Correlation Between CLPS and Castellum
Can any of the company-specific risk be diversified away by investing in both CLPS and Castellum at the same time? Although using a correlation coefficient on its own may not help to predict future stock returns, this module helps to understand the diversifiable risk of combining CLPS and Castellum into the same portfolio, which is an essential part of the fundamental portfolio management process.
By analyzing existing cross correlation between CLPS Inc and Castellum, you can compare the effects of market volatilities on CLPS and Castellum and check how they will diversify away market risk if combined in the same portfolio for a given time horizon. You can also utilize pair trading strategies of matching a long position in CLPS with a short position of Castellum. Check out your portfolio center. Please also check ongoing floating volatility patterns of CLPS and Castellum.
Diversification Opportunities for CLPS and Castellum
Very good diversification
The 3 months correlation between CLPS and Castellum is -0.27. Overlapping area represents the amount of risk that can be diversified away by holding CLPS Inc and Castellum in the same portfolio, assuming nothing else is changed. The correlation between historical prices or returns on Castellum and CLPS is a relative statistical measure of the degree to which these equity instruments tend to move together. The correlation coefficient measures the extent to which returns on CLPS Inc are associated (or correlated) with Castellum. Values of the correlation coefficient range from -1 to +1, where. The correlation of zero (0) is possible when the price movement of Castellum has no effect on the direction of CLPS i.e., CLPS and Castellum go up and down completely randomly.
Pair Corralation between CLPS and Castellum
Given the investment horizon of 90 days CLPS Inc is expected to under-perform the Castellum. But the stock apears to be less risky and, when comparing its historical volatility, CLPS Inc is 1.15 times less risky than Castellum. The stock trades about -0.06 of its potential returns per unit of risk. The Castellum is currently generating about 0.0 of returns per unit of risk over similar time horizon. If you would invest 17.00 in Castellum on August 24, 2024 and sell it today you would lose (1.00) from holding Castellum or give up 5.88% of portfolio value over 90 days.

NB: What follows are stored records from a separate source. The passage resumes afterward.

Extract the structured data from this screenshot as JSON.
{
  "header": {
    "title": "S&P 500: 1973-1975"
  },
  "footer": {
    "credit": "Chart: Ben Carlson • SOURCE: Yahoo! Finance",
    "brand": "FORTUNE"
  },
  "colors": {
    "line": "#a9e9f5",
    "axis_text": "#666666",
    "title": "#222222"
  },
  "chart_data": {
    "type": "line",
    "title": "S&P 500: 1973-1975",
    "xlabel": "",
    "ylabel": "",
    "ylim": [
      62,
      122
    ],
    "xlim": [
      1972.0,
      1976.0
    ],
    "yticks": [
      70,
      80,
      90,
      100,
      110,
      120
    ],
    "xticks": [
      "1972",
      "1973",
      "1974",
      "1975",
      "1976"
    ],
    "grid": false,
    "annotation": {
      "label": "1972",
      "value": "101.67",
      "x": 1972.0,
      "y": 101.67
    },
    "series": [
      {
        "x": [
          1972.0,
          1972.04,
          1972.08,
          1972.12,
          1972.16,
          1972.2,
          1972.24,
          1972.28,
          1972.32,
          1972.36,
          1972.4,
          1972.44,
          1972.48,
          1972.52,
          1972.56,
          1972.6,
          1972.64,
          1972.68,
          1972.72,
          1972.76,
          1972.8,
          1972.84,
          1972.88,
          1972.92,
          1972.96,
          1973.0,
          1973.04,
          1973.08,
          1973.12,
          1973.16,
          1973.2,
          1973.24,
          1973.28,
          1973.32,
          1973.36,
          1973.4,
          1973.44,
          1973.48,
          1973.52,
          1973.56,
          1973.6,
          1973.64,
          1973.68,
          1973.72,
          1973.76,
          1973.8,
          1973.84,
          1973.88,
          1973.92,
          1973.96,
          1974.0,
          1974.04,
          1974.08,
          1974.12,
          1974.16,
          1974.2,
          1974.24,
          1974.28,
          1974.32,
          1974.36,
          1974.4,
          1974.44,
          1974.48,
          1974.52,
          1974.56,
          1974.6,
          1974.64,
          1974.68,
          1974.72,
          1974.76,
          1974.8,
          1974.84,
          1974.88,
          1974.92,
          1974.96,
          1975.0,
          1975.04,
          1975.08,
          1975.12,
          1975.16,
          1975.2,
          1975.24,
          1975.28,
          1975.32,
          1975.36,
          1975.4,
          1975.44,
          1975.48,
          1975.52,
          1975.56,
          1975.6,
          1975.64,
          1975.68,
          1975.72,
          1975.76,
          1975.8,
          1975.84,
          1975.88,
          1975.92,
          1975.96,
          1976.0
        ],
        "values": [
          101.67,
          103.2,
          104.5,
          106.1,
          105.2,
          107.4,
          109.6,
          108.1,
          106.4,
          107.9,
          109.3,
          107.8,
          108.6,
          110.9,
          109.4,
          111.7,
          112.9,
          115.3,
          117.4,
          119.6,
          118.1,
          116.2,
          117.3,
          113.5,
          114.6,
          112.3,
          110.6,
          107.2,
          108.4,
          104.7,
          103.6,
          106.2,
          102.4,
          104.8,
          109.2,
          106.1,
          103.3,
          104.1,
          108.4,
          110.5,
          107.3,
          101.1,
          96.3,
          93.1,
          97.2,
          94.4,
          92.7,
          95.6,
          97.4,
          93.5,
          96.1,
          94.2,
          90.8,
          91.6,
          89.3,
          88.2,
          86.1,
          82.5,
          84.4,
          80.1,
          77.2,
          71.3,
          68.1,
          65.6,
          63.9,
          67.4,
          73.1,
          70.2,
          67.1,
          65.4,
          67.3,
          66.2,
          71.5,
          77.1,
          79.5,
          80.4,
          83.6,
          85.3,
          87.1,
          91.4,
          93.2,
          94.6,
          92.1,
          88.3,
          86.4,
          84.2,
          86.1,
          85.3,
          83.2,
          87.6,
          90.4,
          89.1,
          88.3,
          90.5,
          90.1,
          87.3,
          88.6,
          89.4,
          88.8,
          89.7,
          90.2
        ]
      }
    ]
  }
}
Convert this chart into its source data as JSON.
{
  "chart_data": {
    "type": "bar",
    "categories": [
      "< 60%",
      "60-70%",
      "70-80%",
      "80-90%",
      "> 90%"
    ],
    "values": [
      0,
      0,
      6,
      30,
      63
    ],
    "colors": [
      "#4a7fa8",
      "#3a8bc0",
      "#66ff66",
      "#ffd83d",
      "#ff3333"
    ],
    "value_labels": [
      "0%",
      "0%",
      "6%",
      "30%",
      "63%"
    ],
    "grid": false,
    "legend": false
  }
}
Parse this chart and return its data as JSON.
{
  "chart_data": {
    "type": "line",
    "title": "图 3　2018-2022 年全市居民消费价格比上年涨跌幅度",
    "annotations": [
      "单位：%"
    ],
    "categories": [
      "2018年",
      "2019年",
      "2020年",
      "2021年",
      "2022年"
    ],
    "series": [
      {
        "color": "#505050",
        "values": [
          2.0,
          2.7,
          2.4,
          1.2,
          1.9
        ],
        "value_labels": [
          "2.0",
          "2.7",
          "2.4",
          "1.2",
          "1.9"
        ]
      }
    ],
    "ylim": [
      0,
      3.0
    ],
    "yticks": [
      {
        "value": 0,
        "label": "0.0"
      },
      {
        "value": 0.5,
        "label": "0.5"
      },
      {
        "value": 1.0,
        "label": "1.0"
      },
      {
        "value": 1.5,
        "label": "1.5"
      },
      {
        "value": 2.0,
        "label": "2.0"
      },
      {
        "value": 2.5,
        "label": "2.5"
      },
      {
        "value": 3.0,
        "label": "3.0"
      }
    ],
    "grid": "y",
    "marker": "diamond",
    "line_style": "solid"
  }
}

Time Period | 3 Months [change] |
Direction | Moves Against |
Strength | Insignificant |
Accuracy | 100.0% |
Values | Daily Returns |
CLPS Inc vs. Castellum
Performance |
Timeline |
CLPS Inc |
Castellum |
CLPS and Castellum Volatility Contrast
Predicted Return Density |
Returns |
Pair Trading with CLPS and Castellum
The main advantage of trading using opposite CLPS and Castellum positions is that it hedges away some unsystematic risk. Because of two separate transactions, even if CLPS position performs unexpectedly, Castellum can make up some of the losses. Pair trading also minimizes risk from directional movements in the market. For example, if an entire industry or sector drops because of unexpected headlines, the short position in Castellum will offset losses from the drop in Castellum's long position.The idea behind CLPS Inc and Castellum pairs trading is to make the combined position market-neutral, meaning the overall market's direction will not affect its win or loss (or potential downside or upside). This can be achieved by designing a pairs trade with two highly correlated stocks or equities that operate in a similar space or sector, making it possible to obtain profits through simple and relatively low-risk investment.Castellum vs. Flint Telecom Group | Castellum vs. Datametrex AI Limited | Castellum vs. TTEC Holdings | Castellum vs. Digatrade Financial Corp |
Check out your portfolio center.Note that this page's information should be used as a complementary analysis to find the right mix of equity instruments to add to your existing portfolios or create a brand new portfolio. You can also try the Pattern Recognition module to use different Pattern Recognition models to time the market across multiple global exchanges.